I still don't understand. First of all all it says is ; Patient' sera were mixed with KNOWN pathogenic viruses and bacteria. A a positive immunologic reaction was seen with a hantavirus that causes kidney disease."

How can I conclude; 1 that the sera had antibodies to the unknown pathogen (what is unknown ; it says they are KNOWN), and how do I know that it is antigenically related to the known hantavirus. If an antibody recognizes an antigen; that doesn't mean its antigenically related to it. I am severely confused.
 
I still don't understand. First of all all it says is ; Patient' sera were mixed with KNOWN pathogenic viruses and bacteria. A a positive immunologic reaction was seen with a hantavirus that causes kidney disease."
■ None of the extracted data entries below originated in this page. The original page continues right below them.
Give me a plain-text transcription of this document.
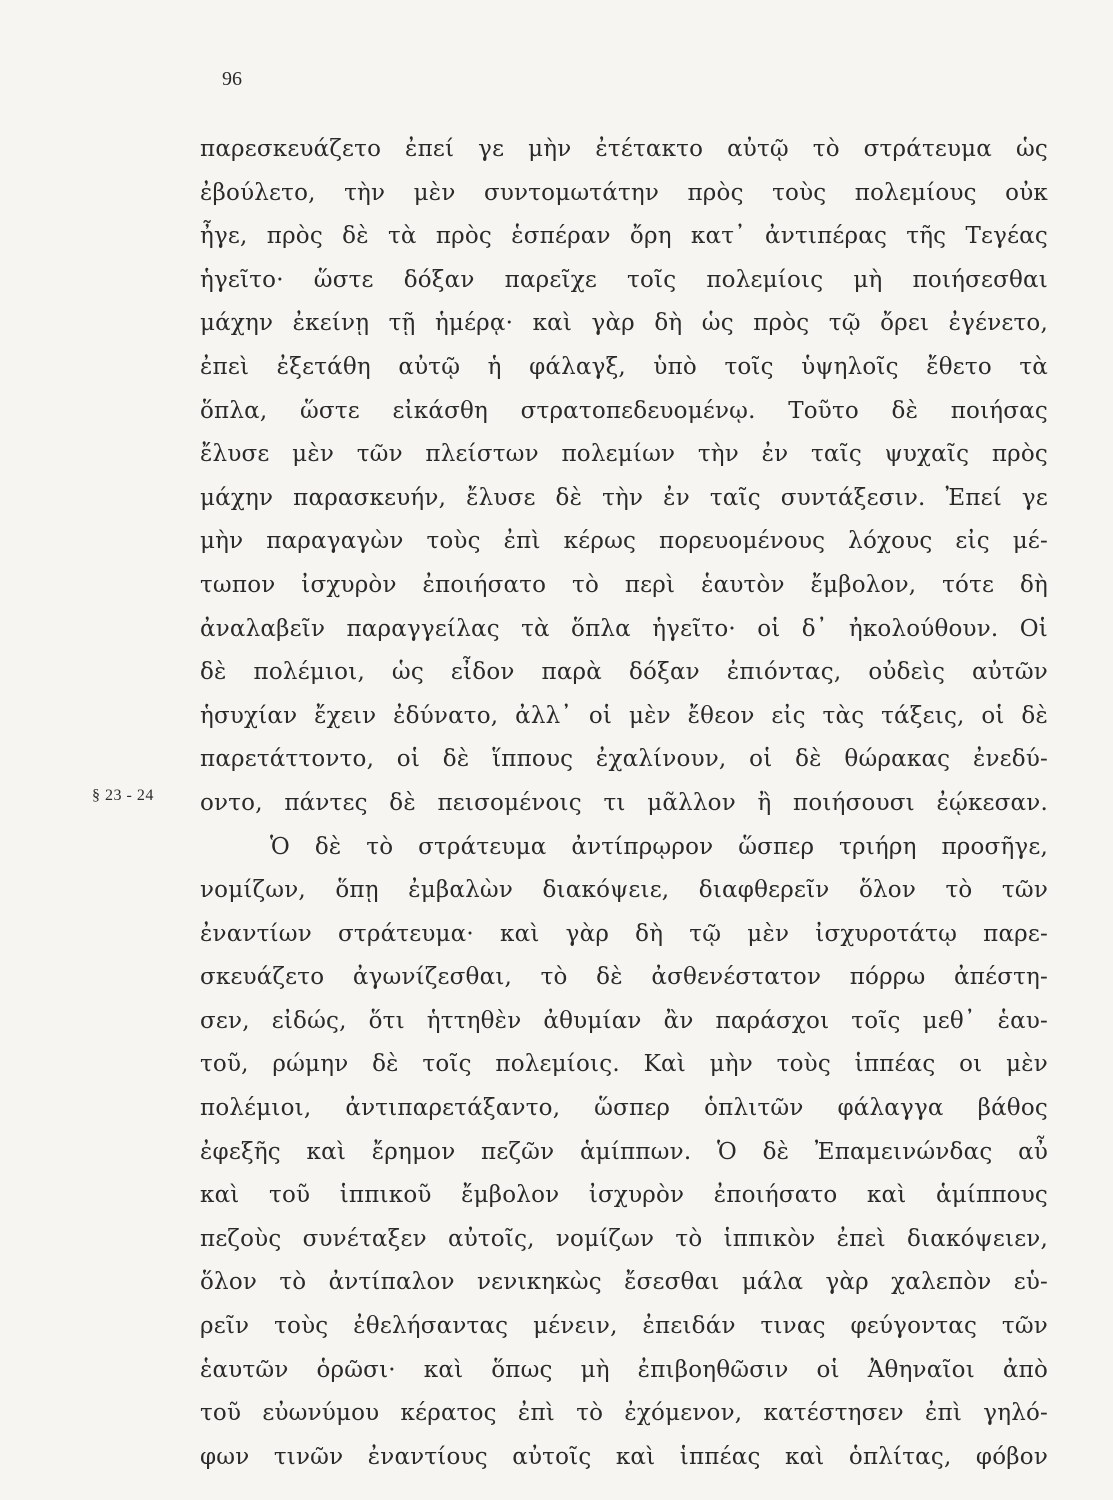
96
§ 23 - 24
παρεσκευάζετο ἐπεί γε μὴν ἐτέτακτο αὐτῷ τὸ στράτευμα ὡς
ἐβούλετο, τὴν μὲν συντομωτάτην πρὸς τοὺς πολεμίους οὐκ
ἦγε, πρὸς δὲ τὰ πρὸς ἑσπέραν ὄρη κατ᾿ ἀντιπέρας τῆς Τεγέας
ἡγεῖτο· ὥστε δόξαν παρεῖχε τοῖς πολεμίοις μὴ ποιήσεσθαι
μάχην ἐκείνῃ τῇ ἡμέρᾳ· καὶ γὰρ δὴ ὡς πρὸς τῷ ὄρει ἐγένετο,
ἐπεὶ ἐξετάθη αὐτῷ ἡ φάλαγξ, ὑπὸ τοῖς ὑψηλοῖς ἔθετο τὰ
ὅπλα, ὥστε εἰκάσθη στρατοπεδευομένῳ. Τοῦτο δὲ ποιήσας
ἔλυσε μὲν τῶν πλείστων πολεμίων τὴν ἐν ταῖς ψυχαῖς πρὸς
μάχην παρασκευήν, ἔλυσε δὲ τὴν ἐν ταῖς συντάξεσιν. Ἐπεί γε
μὴν παραγαγὼν τοὺς ἐπὶ κέρως πορευομένους λόχους εἰς μέ-
τωπον ἰσχυρὸν ἐποιήσατο τὸ περὶ ἑαυτὸν ἔμβολον, τότε δὴ
ἀναλαβεῖν παραγγείλας τὰ ὅπλα ἡγεῖτο· οἱ δ᾿ ἠκολούθουν. Οἱ
δὲ πολέμιοι, ὡς εἶδον παρὰ δόξαν ἐπιόντας, οὐδεὶς αὐτῶν
ἡσυχίαν ἔχειν ἐδύνατο, ἀλλ᾿ οἱ μὲν ἔθεον εἰς τὰς τάξεις, οἱ δὲ
παρετάττοντο, οἱ δὲ ἵππους ἐχαλίνουν, οἱ δὲ θώρακας ἐνεδύ-
οντο, πάντες δὲ πεισομένοις τι μᾶλλον ἢ ποιήσουσι ἐῴκεσαν.
Ὁ δὲ τὸ στράτευμα ἀντίπρῳρον ὥσπερ τριήρη προσῆγε,
νομίζων, ὅπῃ ἐμβαλὼν διακόψειε, διαφθερεῖν ὅλον τὸ τῶν
ἐναντίων στράτευμα· καὶ γὰρ δὴ τῷ μὲν ἰσχυροτάτῳ παρε-
σκευάζετο ἀγωνίζεσθαι, τὸ δὲ ἀσθενέστατον πόρρω ἀπέστη-
σεν, εἰδώς, ὅτι ἡττηθὲν ἀθυμίαν ἂν παράσχοι τοῖς μεθ᾿ ἑαυ-
τοῦ, ρώμην δὲ τοῖς πολεμίοις. Καὶ μὴν τοὺς ἱππέας οι μὲν
πολέμιοι, ἀντιπαρετάξαντο, ὥσπερ ὁπλιτῶν φάλαγγα βάθος
ἐφεξῆς καὶ ἔρημον πεζῶν ἁμίππων. Ὁ δὲ Ἐπαμεινώνδας αὖ
καὶ τοῦ ἱππικοῦ ἔμβολον ἰσχυρὸν ἐποιήσατο καὶ ἁμίππους
πεζοὺς συνέταξεν αὐτοῖς, νομίζων τὸ ἱππικὸν ἐπεὶ διακόψειεν,
ὅλον τὸ ἀντίπαλον νενικηκὼς ἔσεσθαι μάλα γὰρ χαλεπὸν εὑ-
ρεῖν τοὺς ἐθελήσαντας μένειν, ἐπειδάν τινας φεύγοντας τῶν
ἑαυτῶν ὁρῶσι· καὶ ὅπως μὴ ἐπιβοηθῶσιν οἱ Ἀθηναῖοι ἀπὸ
τοῦ εὐωνύμου κέρατος ἐπὶ τὸ ἐχόμενον, κατέστησεν ἐπὶ γηλό-
φων τινῶν ἐναντίους αὐτοῖς καὶ ἱππέας καὶ ὁπλίτας, φόβον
How can I conclude; 1 that the sera had antibodies to the unknown pathogen (what is unknown ; it says they are KNOWN), and how do I know that it is antigenically related to the known hantavirus. If an antibody recognizes an antigen; that doesn't mean its antigenically related to it. I am severely confused.

i got this wrong as well.

usually antibodies and antigens are very specific to a certain strain of a species but in this case the antigen they discovered was a hallmark belonging to all hantaviruses species and not to any strain in particular.

the patients participating in the experiment were inflicted with pulmonary disease, not kidney-disease.
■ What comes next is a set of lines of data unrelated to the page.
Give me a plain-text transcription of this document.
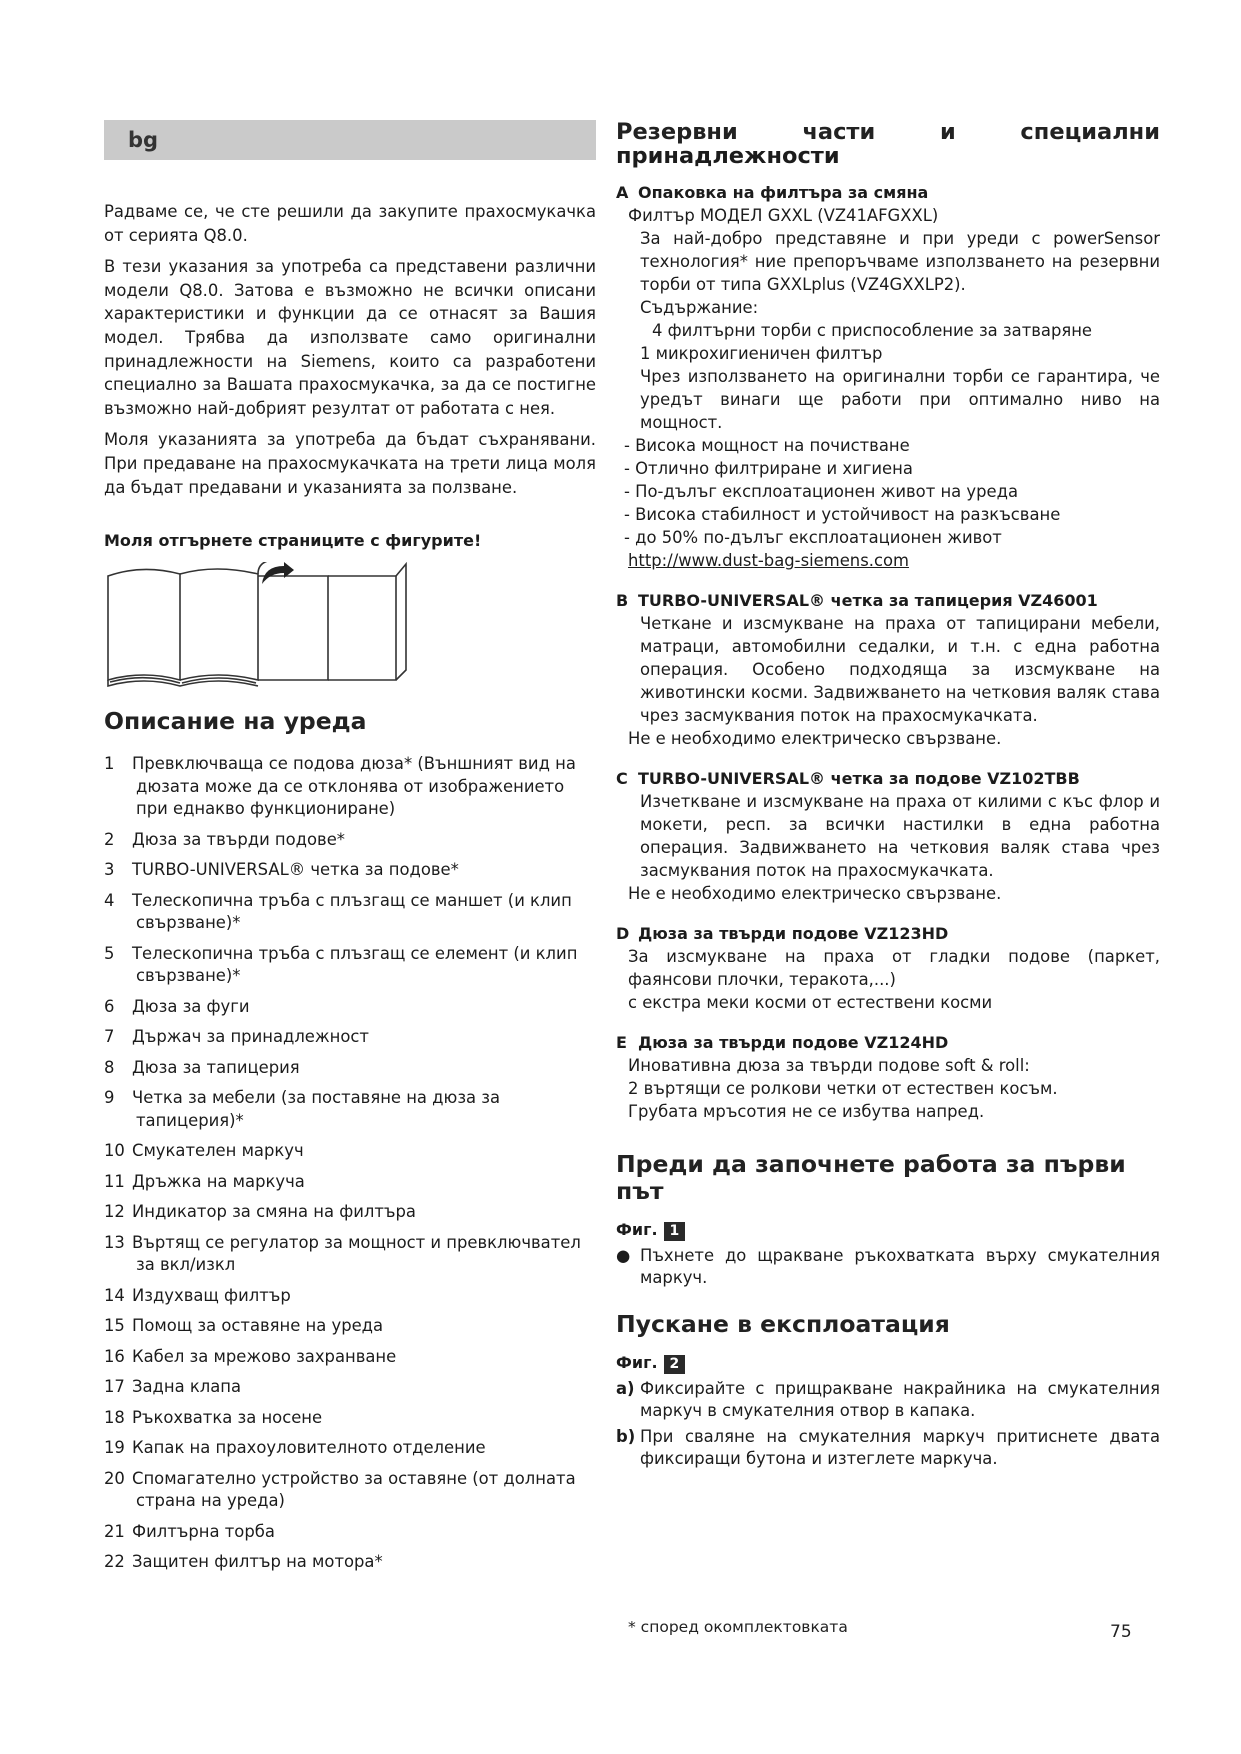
bg

Радваме се, че сте решили да закупите прахосмукачка от серията Q8.0.

В тези указания за употреба са представени различни модели Q8.0. Затова е възможно не всички описани характеристики и функции да се отнасят за Вашия модел. Трябва да използвате само оригинални принадлежности на Siemens, които са разработени специално за Вашата прахосмукачка, за да се постигне възможно най-добрият резултат от работата с нея.

Моля указанията за употреба да бъдат съхранявани. При предаване на прахосмукачката на трети лица моля да бъдат предавани и указанията за ползване.

Моля отгърнете страниците с фигурите!
Описание на уреда
1 Превключваща се подова дюза* (Външният вид на дюзата може да се отклонява от изображението при еднакво функциониране)
2 Дюза за твърди подове*
3 TURBO-UNIVERSAL® четка за подове*
4 Телескопична тръба с плъзгащ се маншет (и клип свързване)*
5 Телескопична тръба с плъзгащ се елемент (и клип свързване)*
6 Дюза за фуги
7 Държач за принадлежност
8 Дюза за тапицерия
9 Четка за мебели (за поставяне на дюза за тапицерия)*
10 Смукателен маркуч
11 Дръжка на маркуча
12 Индикатор за смяна на филтъра
13 Въртящ се регулатор за мощност и превключвател за вкл/изкл
14 Издухващ филтър
15 Помощ за оставяне на уреда
16 Кабел за мрежово захранване
17 Задна клапа
18 Ръкохватка за носене
19 Капак на прахоуловителното отделение
20 Спомагателно устройство за оставяне (от долната страна на уреда)
21 Филтърна торба
22 Защитен филтър на мотора*
Резервни части и специални
принадлежности
A Опаковка на филтъра за смяна
Филтър МОДЕЛ GXXL (VZ41AFGXXL)
За най-добро представяне и при уреди с powerSensor технология* ние препоръчваме използването на резервни торби от типа GXXLplus (VZ4GXXLP2).
Съдържание:
4 филтърни торби с приспособление за затваряне
1 микрохигиеничен филтър
Чрез използването на оригинални торби се гарантира, че уредът винаги ще работи при оптимално ниво на мощност.
- Висока мощност на почистване
- Отлично филтриране и хигиена
- По-дълъг експлоатационен живот на уреда
- Висока стабилност и устойчивост на разкъсване
- до 50% по-дълъг експлоатационен живот
http://www.dust-bag-siemens.com
B TURBO-UNIVERSAL® четка за тапицерия VZ46001
Четкане и изсмукване на праха от тапицирани мебели, матраци, автомобилни седалки, и т.н. с една работна операция. Особено подходяща за изсмукване на животински косми. Задвижването на четковия валяк става чрез засмуквания поток на прахосмукачката.
Не е необходимо електрическо свързване.
C TURBO-UNIVERSAL® четка за подове VZ102TBB
Изчеткване и изсмукване на праха от килими с къс флор и мокети, респ. за всички настилки в една работна операция. Задвижването на четковия валяк става чрез засмуквания поток на прахосмукачката.
Не е необходимо електрическо свързване.
D Дюза за твърди подове VZ123HD
За изсмукване на праха от гладки подове (паркет, фаянсови плочки, теракота,...)
с екстра меки косми от естествени косми
E Дюза за твърди подове VZ124HD
Иновативна дюза за твърди подове soft & roll:
2 въртящи се ролкови четки от естествен косъм.
Грубата мръсотия не се избутва напред.
Преди да започнете работа за първи път
Фиг. 1
● Пъхнете до щракване ръкохватката върху смукателния маркуч.
Пускане в експлоатация
Фиг. 2
a) Фиксирайте с прищракване накрайника на смукателния маркуч в смукателния отвор в капака.
b) При сваляне на смукателния маркуч притиснете двата фиксиращи бутона и изтеглете маркуча.
* според окомплектовката	75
they incubated the patients' antibodies to a slew of different KNOWN viruses/bacteria that they already had on file in order to figure out which was the disease causing pathogen.

the antigen they discovered just happened to be related to the kidney hantavirus. the immunological assay did not detect a pulmonary hantavirus because they did not discover such a pathogen yet! usually when you have no suspecting pathogen for a disease, you do a shot-gun analysis to figure out the closest relative. it this case it lead them to the discovery of a new hantavirus strain -the pulmonary disease causing one.

hope that makes the correct answer a little easier to digest.